I recently completed a software disassembly of the 1980 coin-op arcade game Missile Command. I'm curious whether a feature of the hardware is unique or commonplace.
First, a bit of background: Missile Command uses a 256x231 indexed-color display. Most of the screen is 2 bits per pixel, packing 4 pixels per byte of memory. The bottom 32 lines use 3 bits per pixel, with the 3rd bit coming out of a separate area of RAM that packs 8 pixels per byte. The 2bpp RAM is linear, but the 3bpp RAM is creatively interleaved.
Most of Missile Command's animation code draws individual pixels. Even the planes and killer satellites that fly across the screen are drawn as a handful of pixels (leading edges drawn, trailing edges erased... very efficient). The 6502 only operates on whole bytes, so it would be helpful to have a way to access one pixel per byte.
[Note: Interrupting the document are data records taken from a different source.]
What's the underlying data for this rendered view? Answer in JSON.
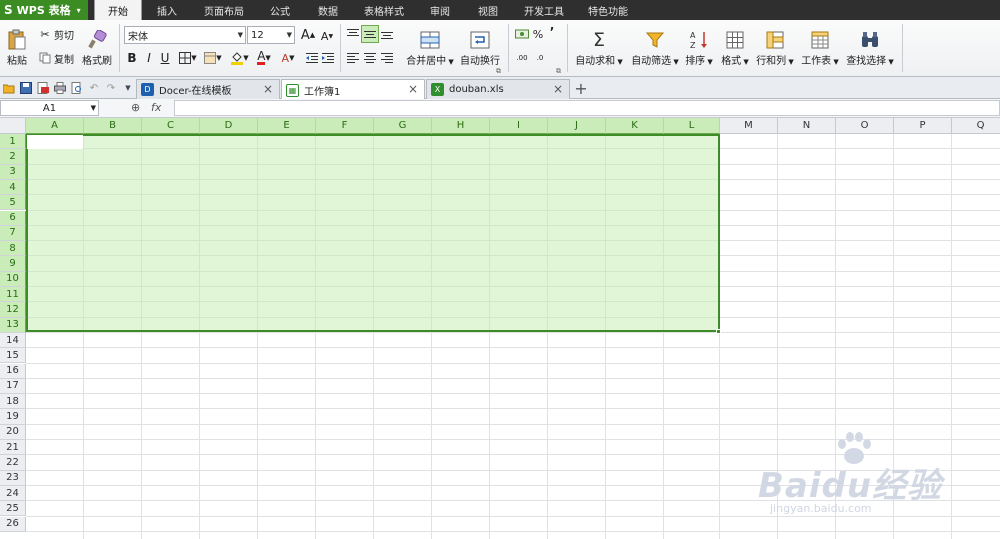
{
  "app": {
    "logo": "S",
    "name": "WPS 表格",
    "menu_caret": "▾"
  },
  "menu_tabs": [
    "开始",
    "插入",
    "页面布局",
    "公式",
    "数据",
    "表格样式",
    "审阅",
    "视图",
    "开发工具",
    "特色功能"
  ],
  "active_menu_tab": "开始",
  "ribbon": {
    "paste": "粘贴",
    "cut": "剪切",
    "copy": "复制",
    "format_painter": "格式刷",
    "font_name": "宋体",
    "font_size": "12",
    "bold": "B",
    "italic": "I",
    "underline": "U",
    "grow_font": "A",
    "shrink_font": "A",
    "merge_center": "合并居中",
    "wrap_text": "自动换行",
    "percent": "%",
    "comma": "’",
    "inc_decimal": "⁺⁰⁄₀₀",
    "dec_decimal": "⁰⁰⁄₊₀",
    "autosum": "自动求和",
    "autofilter": "自动筛选",
    "sort": "排序",
    "format": "格式",
    "rows_cols": "行和列",
    "worksheet": "工作表",
    "find_select": "查找选择",
    "sigma": "Σ"
  },
  "doc_tabs": [
    {
      "name": "Docer-在线模板",
      "icon": "D",
      "icon_color": "#1e5fb0",
      "active": false
    },
    {
      "name": "工作簿1",
      "icon": "▦",
      "icon_color": "#2f8f2f",
      "active": true
    },
    {
      "name": "douban.xls",
      "icon": "X",
      "icon_color": "#2f8f2f",
      "active": false
    }
  ],
  "formula_bar": {
    "name_box": "A1",
    "fx": "fx",
    "zoom_icon": "⊕",
    "formula": ""
  },
  "columns": [
    "A",
    "B",
    "C",
    "D",
    "E",
    "F",
    "G",
    "H",
    "I",
    "J",
    "K",
    "L",
    "M",
    "N",
    "O",
    "P",
    "Q"
  ],
  "rows": [
    "1",
    "2",
    "3",
    "4",
    "5",
    "6",
    "7",
    "8",
    "9",
    "10",
    "11",
    "12",
    "13",
    "14",
    "15",
    "16",
    "17",
    "18",
    "19",
    "20",
    "21",
    "22",
    "23",
    "24",
    "25",
    "26"
  ],
  "selection": {
    "range": "A1:L13",
    "active_cell": "A1",
    "accent": "#3e8c28"
  },
  "watermark": {
    "brand": "Baidu经验",
    "url": "jingyan.baidu.com"
  },
  "colors": {
    "app_green": "#3b8c22",
    "menubar_bg": "#2f2f2f",
    "selection_fill": "#c4eeb0"
  }
}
The hardware designers implemented a scheme where a signal called MADSEL (Multiplexed Address Select) is asserted when a 6502 instruction with the bit pattern
xxx00001 takes more than 5 cycles to execute. The signal causes the address space to function differently: a read or write to memory from $1900 to $ffff accesses a single 3bpp pixel value.
In practical terms, it means that
LDA (zp,X) and
STA (zp,X) instructions access memory in "MADSEL mode", one byte per pixel, while any other memory access instruction uses "normal mode".
My question: how common was this? Is this a standard trick, or something unique?
I nosed through a few MAME drivers. Most of the contemporary games for the 6502 were Atari vector or tile/sprite-based. (Missile Command is well suited to a plain framebuffer because it draws very little per frame, and it looks better with solid filled shapes.) I'm not sure if a scheme like this would be useful or possible on other CPUs.